Le périurbain n’est pas si subi que cela. Il y a de plus en plus de choix positifs. Il ne faut pas croire que la démétropolisation se réduirait à baisser le rideau ou baisser les bras face à la périrubanisation. Nous devons affronter cette réalité. La considérer avec un peu plus de bienveillance. Ce n’est pas en étendant les périmètres de la métropole, qui est dans une logique de repolarisation, concentration et surpeuplement que nous allons arriver à grand-chose. L’expansion du périmètre à l’échelle du périurbain risque de faire de ces lieux des lieux de densification. C’est pour continuer l’œuvre historique d’entassement et d’étouffement, alors même que ces gens ont choisi un peu d’aération, un peu de ralentissement et un peu de ménagement. Je n’enferme pas la périphérie dans le périurbain, comme le font certains collègues.

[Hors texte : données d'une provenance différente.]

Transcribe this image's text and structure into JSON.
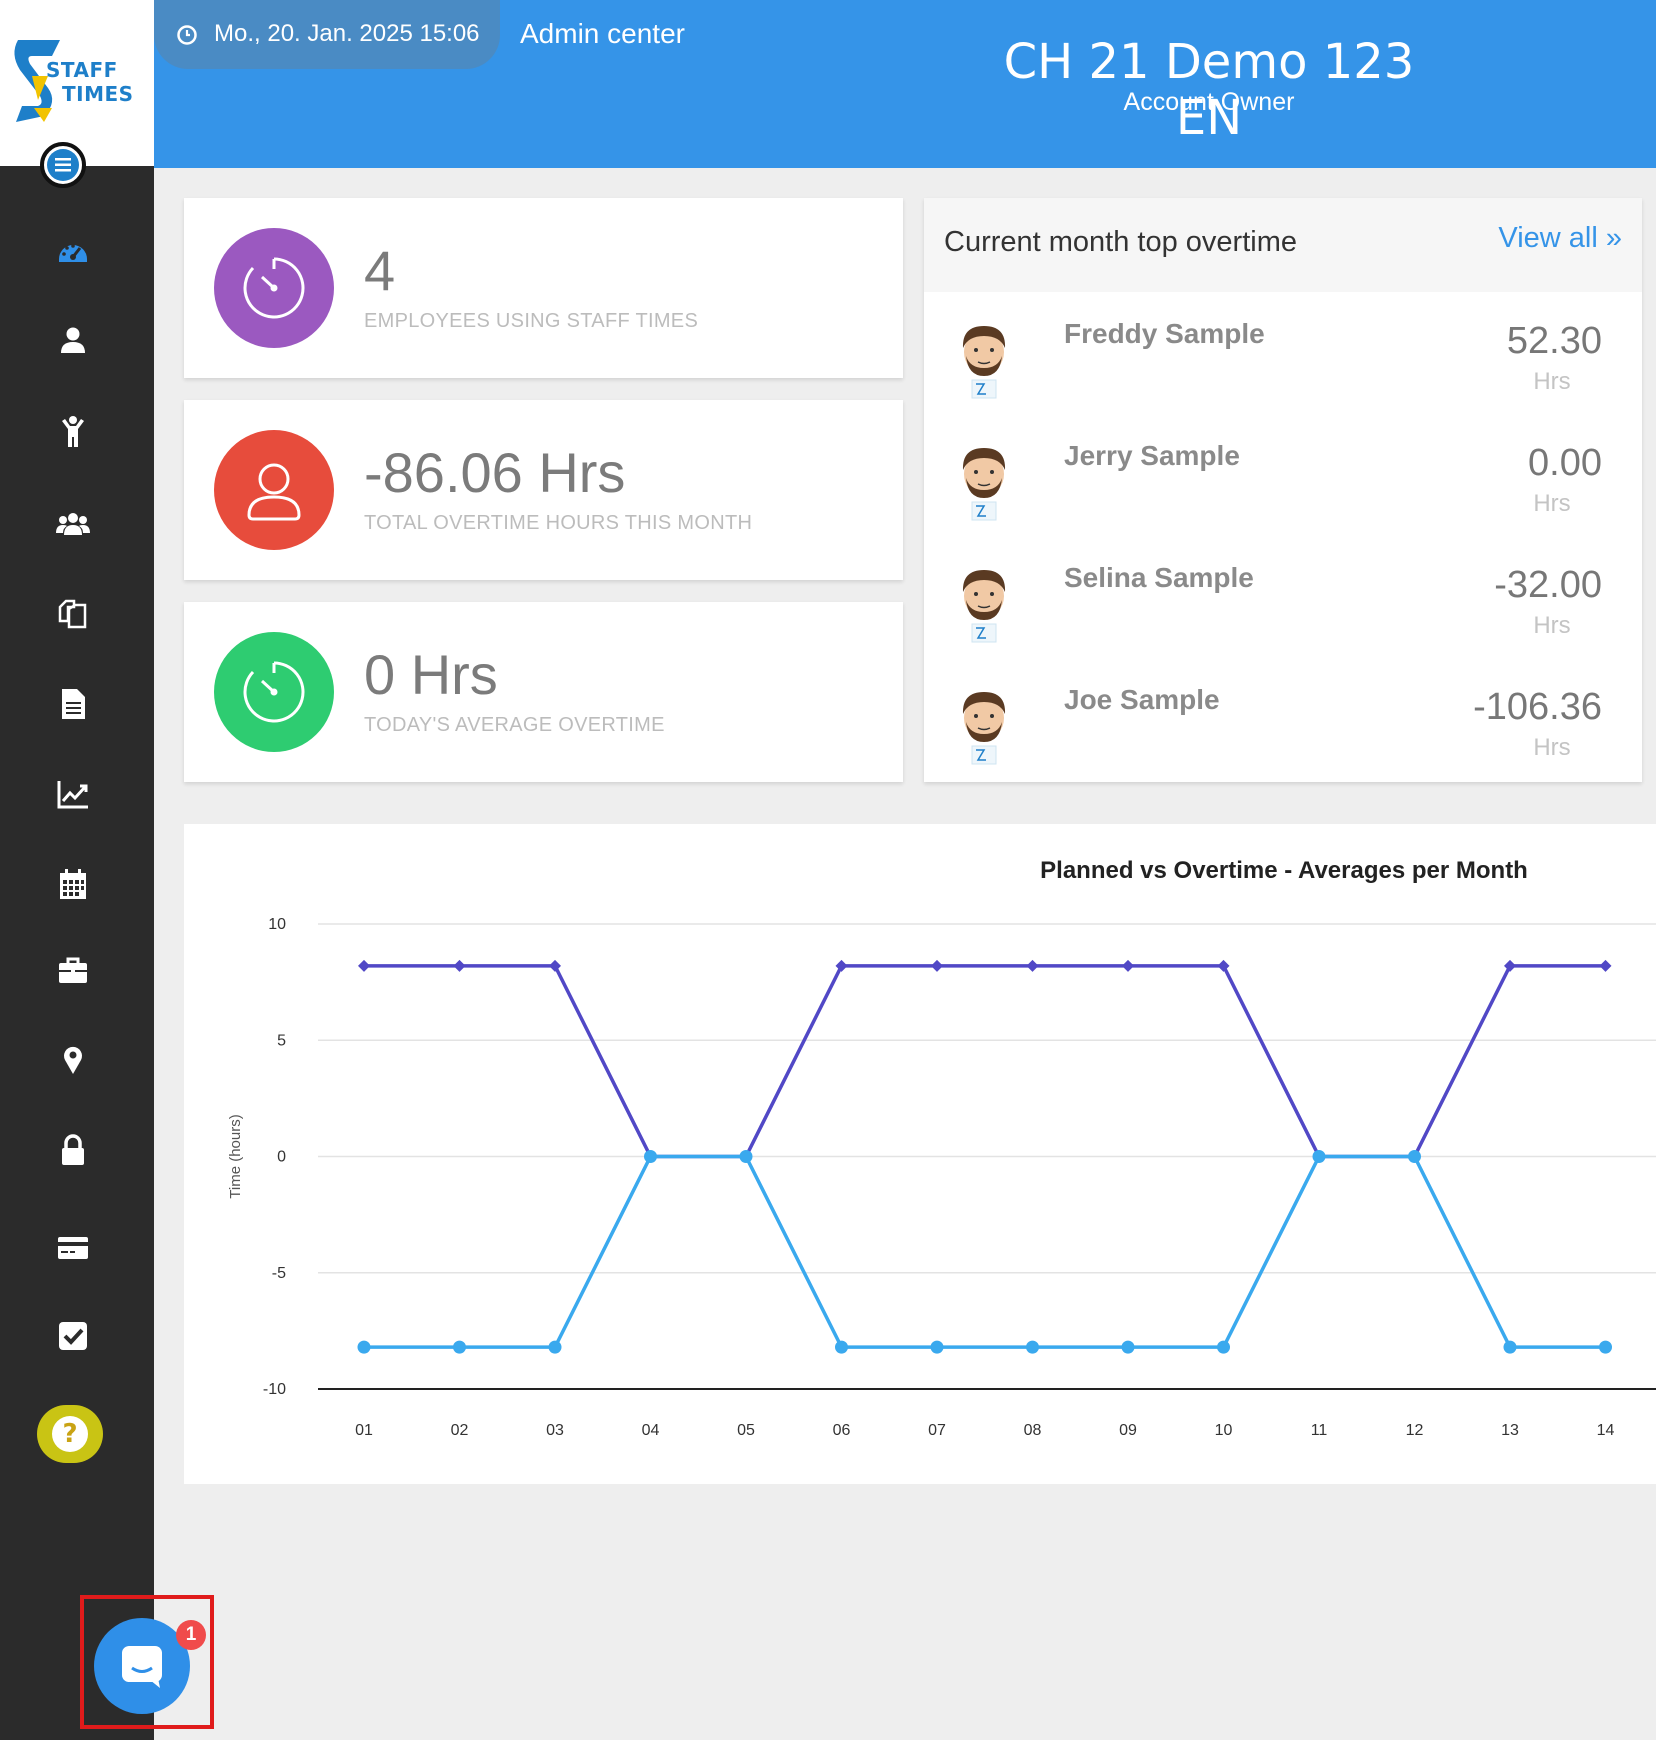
{
  "header": {
    "datetime": "Mo., 20. Jan. 2025 15:06",
    "admin_center": "Admin center",
    "company_name": "CH 21 Demo 123 EN",
    "role": "Account Owner"
  },
  "logo": {
    "word1": "STAFF",
    "word2": "TIMES"
  },
  "sidebar": {
    "items": [
      {
        "name": "dashboard",
        "icon": "dashboard-icon",
        "active": true
      },
      {
        "name": "profile",
        "icon": "user-icon"
      },
      {
        "name": "employees",
        "icon": "person-raised-arms-icon"
      },
      {
        "name": "teams",
        "icon": "group-icon"
      },
      {
        "name": "documents",
        "icon": "copy-icon"
      },
      {
        "name": "reports",
        "icon": "file-text-icon"
      },
      {
        "name": "statistics",
        "icon": "line-chart-icon"
      },
      {
        "name": "calendar",
        "icon": "calendar-icon"
      },
      {
        "name": "projects",
        "icon": "briefcase-icon"
      },
      {
        "name": "locations",
        "icon": "map-pin-icon"
      },
      {
        "name": "security",
        "icon": "lock-icon"
      },
      {
        "name": "billing",
        "icon": "credit-card-icon"
      },
      {
        "name": "tasks",
        "icon": "checkbox-icon"
      }
    ],
    "help_label": "?"
  },
  "stats": [
    {
      "value": "4",
      "label": "EMPLOYEES USING STAFF TIMES",
      "color": "#9b59c0"
    },
    {
      "value": "-86.06 Hrs",
      "label": "TOTAL OVERTIME HOURS THIS MONTH",
      "color": "#e74c3c"
    },
    {
      "value": "0 Hrs",
      "label": "TODAY'S AVERAGE OVERTIME",
      "color": "#2ecc71"
    }
  ],
  "top_overtime": {
    "title": "Current month top overtime",
    "view_all": "View all",
    "unit": "Hrs",
    "rows": [
      {
        "name": "Freddy Sample",
        "hours": "52.30"
      },
      {
        "name": "Jerry Sample",
        "hours": "0.00"
      },
      {
        "name": "Selina Sample",
        "hours": "-32.00"
      },
      {
        "name": "Joe Sample",
        "hours": "-106.36"
      }
    ]
  },
  "chat": {
    "badge": "1"
  },
  "chart_data": {
    "type": "line",
    "title": "Planned vs Overtime - Averages per Month",
    "ylabel": "Time (hours)",
    "xlabel": "",
    "categories": [
      "01",
      "02",
      "03",
      "04",
      "05",
      "06",
      "07",
      "08",
      "09",
      "10",
      "11",
      "12",
      "13",
      "14"
    ],
    "ylim": [
      -10,
      10
    ],
    "yticks": [
      10,
      5,
      0,
      -5,
      -10
    ],
    "grid": true,
    "series": [
      {
        "color": "#5148c6",
        "marker": "diamond",
        "values": [
          8.2,
          8.2,
          8.2,
          0,
          0,
          8.2,
          8.2,
          8.2,
          8.2,
          8.2,
          0,
          0,
          8.2,
          8.2
        ]
      },
      {
        "color": "#3aa9ee",
        "marker": "circle",
        "values": [
          -8.2,
          -8.2,
          -8.2,
          0,
          0,
          -8.2,
          -8.2,
          -8.2,
          -8.2,
          -8.2,
          0,
          0,
          -8.2,
          -8.2
        ]
      }
    ]
  }
}
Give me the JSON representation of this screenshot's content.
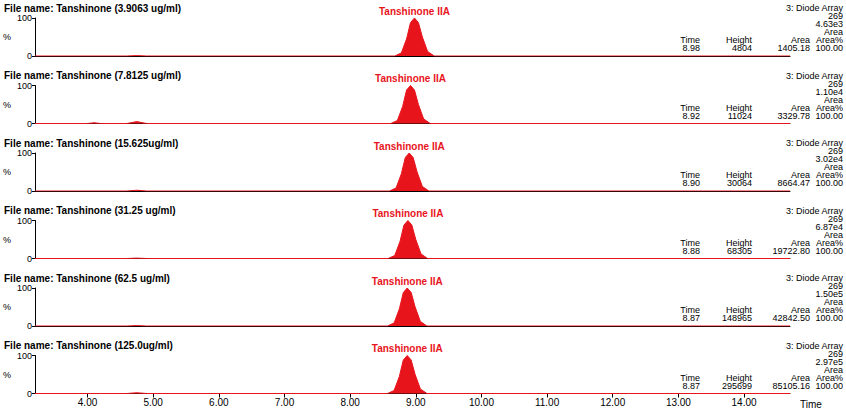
{
  "chart_data": [
    {
      "type": "area",
      "title": "File name: Tanshinone (3.9063 ug/ml)",
      "peak_label": "Tanshinone IIA",
      "detector": "3: Diode Array",
      "wavelength": 269,
      "scale_max": {
        "value": 4630,
        "label": "4.63e3"
      },
      "display": "Area",
      "peak_table": {
        "columns": [
          "Time",
          "Height",
          "Area",
          "Area%"
        ],
        "rows": [
          [
            8.98,
            4804,
            1405.18,
            {
              "value": 100,
              "label": "100.00"
            }
          ]
        ]
      },
      "x": [
        3.2,
        4.6,
        4.75,
        4.9,
        8.68,
        8.78,
        8.86,
        8.92,
        8.98,
        9.04,
        9.1,
        9.18,
        9.28,
        14.7
      ],
      "values": [
        0,
        0,
        1,
        0,
        0,
        8,
        45,
        88,
        100,
        88,
        50,
        12,
        0,
        0
      ],
      "color": "#e8141c",
      "y_label": "%",
      "xlim": [
        3.2,
        14.7
      ],
      "ylim": [
        0,
        100
      ],
      "yticks": [
        0,
        100
      ],
      "grid": false,
      "tick_labels": "y"
    },
    {
      "type": "area",
      "title": "File name: Tanshinone (7.8125 ug/ml)",
      "peak_label": "Tanshinone IIA",
      "detector": "3: Diode Array",
      "wavelength": 269,
      "scale_max": {
        "value": 11000,
        "label": "1.10e4"
      },
      "display": "Area",
      "peak_table": {
        "columns": [
          "Time",
          "Height",
          "Area",
          "Area%"
        ],
        "rows": [
          [
            8.92,
            11024,
            3329.78,
            {
              "value": 100,
              "label": "100.00"
            }
          ]
        ]
      },
      "x": [
        3.2,
        4.0,
        4.1,
        4.2,
        4.6,
        4.75,
        4.9,
        8.62,
        8.72,
        8.8,
        8.86,
        8.92,
        8.98,
        9.04,
        9.12,
        9.22,
        14.7
      ],
      "values": [
        0,
        0,
        2,
        0,
        0,
        5,
        0,
        0,
        8,
        45,
        88,
        100,
        88,
        50,
        12,
        0,
        0
      ],
      "color": "#e8141c",
      "y_label": "%",
      "xlim": [
        3.2,
        14.7
      ],
      "ylim": [
        0,
        100
      ],
      "yticks": [
        0,
        100
      ],
      "grid": false,
      "tick_labels": "y"
    },
    {
      "type": "area",
      "title": "File name: Tanshinone (15.625ug/ml)",
      "peak_label": "Tanshinone IIA",
      "detector": "3: Diode Array",
      "wavelength": 269,
      "scale_max": {
        "value": 30200,
        "label": "3.02e4"
      },
      "display": "Area",
      "peak_table": {
        "columns": [
          "Time",
          "Height",
          "Area",
          "Area%"
        ],
        "rows": [
          [
            {
              "value": 8.9,
              "label": "8.90"
            },
            30064,
            8664.47,
            {
              "value": 100,
              "label": "100.00"
            }
          ]
        ]
      },
      "x": [
        3.2,
        4.6,
        4.75,
        4.9,
        8.6,
        8.7,
        8.78,
        8.84,
        8.9,
        8.96,
        9.02,
        9.1,
        9.2,
        14.7
      ],
      "values": [
        0,
        0,
        2,
        0,
        0,
        8,
        45,
        88,
        100,
        88,
        50,
        12,
        0,
        0
      ],
      "color": "#e8141c",
      "y_label": "%",
      "xlim": [
        3.2,
        14.7
      ],
      "ylim": [
        0,
        100
      ],
      "yticks": [
        0,
        100
      ],
      "grid": false,
      "tick_labels": "y"
    },
    {
      "type": "area",
      "title": "File name: Tanshinone (31.25 ug/ml)",
      "peak_label": "Tanshinone IIA",
      "detector": "3: Diode Array",
      "wavelength": 269,
      "scale_max": {
        "value": 68700,
        "label": "6.87e4"
      },
      "display": "Area",
      "peak_table": {
        "columns": [
          "Time",
          "Height",
          "Area",
          "Area%"
        ],
        "rows": [
          [
            8.88,
            68305,
            {
              "value": 19722.8,
              "label": "19722.80"
            },
            {
              "value": 100,
              "label": "100.00"
            }
          ]
        ]
      },
      "x": [
        3.2,
        4.6,
        4.75,
        4.9,
        8.58,
        8.68,
        8.76,
        8.82,
        8.88,
        8.94,
        9.0,
        9.08,
        9.18,
        14.7
      ],
      "values": [
        0,
        0,
        1,
        0,
        0,
        8,
        45,
        88,
        100,
        88,
        50,
        12,
        0,
        0
      ],
      "color": "#e8141c",
      "y_label": "%",
      "xlim": [
        3.2,
        14.7
      ],
      "ylim": [
        0,
        100
      ],
      "yticks": [
        0,
        100
      ],
      "grid": false,
      "tick_labels": "y"
    },
    {
      "type": "area",
      "title": "File name: Tanshinone (62.5 ug/ml)",
      "peak_label": "Tanshinone IIA",
      "detector": "3: Diode Array",
      "wavelength": 269,
      "scale_max": {
        "value": 150000,
        "label": "1.50e5"
      },
      "display": "Area",
      "peak_table": {
        "columns": [
          "Time",
          "Height",
          "Area",
          "Area%"
        ],
        "rows": [
          [
            8.87,
            148965,
            {
              "value": 42842.5,
              "label": "42842.50"
            },
            {
              "value": 100,
              "label": "100.00"
            }
          ]
        ]
      },
      "x": [
        3.2,
        4.6,
        4.75,
        4.9,
        8.57,
        8.67,
        8.75,
        8.81,
        8.87,
        8.93,
        8.99,
        9.07,
        9.17,
        14.7
      ],
      "values": [
        0,
        0,
        1,
        0,
        0,
        8,
        45,
        88,
        100,
        88,
        50,
        12,
        0,
        0
      ],
      "color": "#e8141c",
      "y_label": "%",
      "xlim": [
        3.2,
        14.7
      ],
      "ylim": [
        0,
        100
      ],
      "yticks": [
        0,
        100
      ],
      "grid": false,
      "tick_labels": "y"
    },
    {
      "type": "area",
      "title": "File name: Tanshinone (125.0ug/ml)",
      "peak_label": "Tanshinone IIA",
      "detector": "3: Diode Array",
      "wavelength": 269,
      "scale_max": {
        "value": 297000,
        "label": "2.97e5"
      },
      "display": "Area",
      "peak_table": {
        "columns": [
          "Time",
          "Height",
          "Area",
          "Area%"
        ],
        "rows": [
          [
            8.87,
            295699,
            85105.16,
            {
              "value": 100,
              "label": "100.00"
            }
          ]
        ]
      },
      "x": [
        3.2,
        4.6,
        4.75,
        4.9,
        8.57,
        8.67,
        8.75,
        8.81,
        8.87,
        8.93,
        8.99,
        9.07,
        9.17,
        14.7
      ],
      "values": [
        0,
        0,
        2,
        0,
        0,
        8,
        45,
        88,
        100,
        88,
        50,
        12,
        0,
        0
      ],
      "color": "#e8141c",
      "x_label": "Time",
      "y_label": "%",
      "xlim": [
        3.2,
        14.7
      ],
      "ylim": [
        0,
        100
      ],
      "xticks": [
        {
          "value": 4,
          "label": "4.00"
        },
        {
          "value": 5,
          "label": "5.00"
        },
        {
          "value": 6,
          "label": "6.00"
        },
        {
          "value": 7,
          "label": "7.00"
        },
        {
          "value": 8,
          "label": "8.00"
        },
        {
          "value": 9,
          "label": "9.00"
        },
        {
          "value": 10,
          "label": "10.00"
        },
        {
          "value": 11,
          "label": "11.00"
        },
        {
          "value": 12,
          "label": "12.00"
        },
        {
          "value": 13,
          "label": "13.00"
        },
        {
          "value": 14,
          "label": "14.00"
        }
      ],
      "yticks": [
        0,
        100
      ],
      "grid": false
    }
  ]
}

La grande ville s’est imposée dans l’imaginaire collectif. Pour les libéraux ou pour les marxistes, il s’agit du lieu de l’émancipation, de la révolution, etc. Aujourd’hui, elle est un lieu de culture (théâtres, musés, concerts) et elle génère plus d’emplois. Est-il encore possible de lutter contre elle ?

Avec notre imaginaire, notre système d’accumulation, cette téléologie de l’émancipation par le progrès et la culture ouvriériste qui va avec, non, c’est impossible. Il va falloir décoloniser quelques-uns de nos imaginaires. Mais je constate également, et je suis loin d’être le seul ou le premier, que le rapport au travail est train d’évoluer, et avec lui celui au salariat. Le rapport à la terre commence à faire de même. La valeur catastrophe, l’effondrement ou la collapsologie, progressent. Je le vois avec mes étudiants, qui ont entre 20 et 25 ans. Ils n’ont plus la révolution à l’esprit, mais la catastrophe. Ils ont commencé à intérioriser l’effondrement engagé. Sur toutes ces choses qui renvoient à nos imaginaires instituant plus qu’institués, créatifs plus que cognitifs, je me dis que nous sommes en pleine phase de mutation. Il y a un conflit de classes qui se joue derrière. Il y a également un conflit de générations qui n’a jamais été dit et que devra être un jour élucidé. Si nous partons de l’imaginaire antérieur, cela va être compliqué. Mais si nous sommes attentifs aux signaux faibles de cette multitude, il me semble qu’il y a des mouvements d’envergure engagés. Je le perçois avec la réception de mon livre, mais aussi avec d’autres écrits. Il me semble qu’il y a une résonance, un écho. Quelque chose se réalise. Est-ce que cela va mener à une démondialisation de la ville d’abord, puis une désurbanisation définitive de la terre, ensuite ? Nous pouvons en douter avec nos lunettes d’aujourd’hui. Mais je crois qu’il faudrait regarder d’un peu plus près les grands mouvements qui affectent nos imaginaires structurants.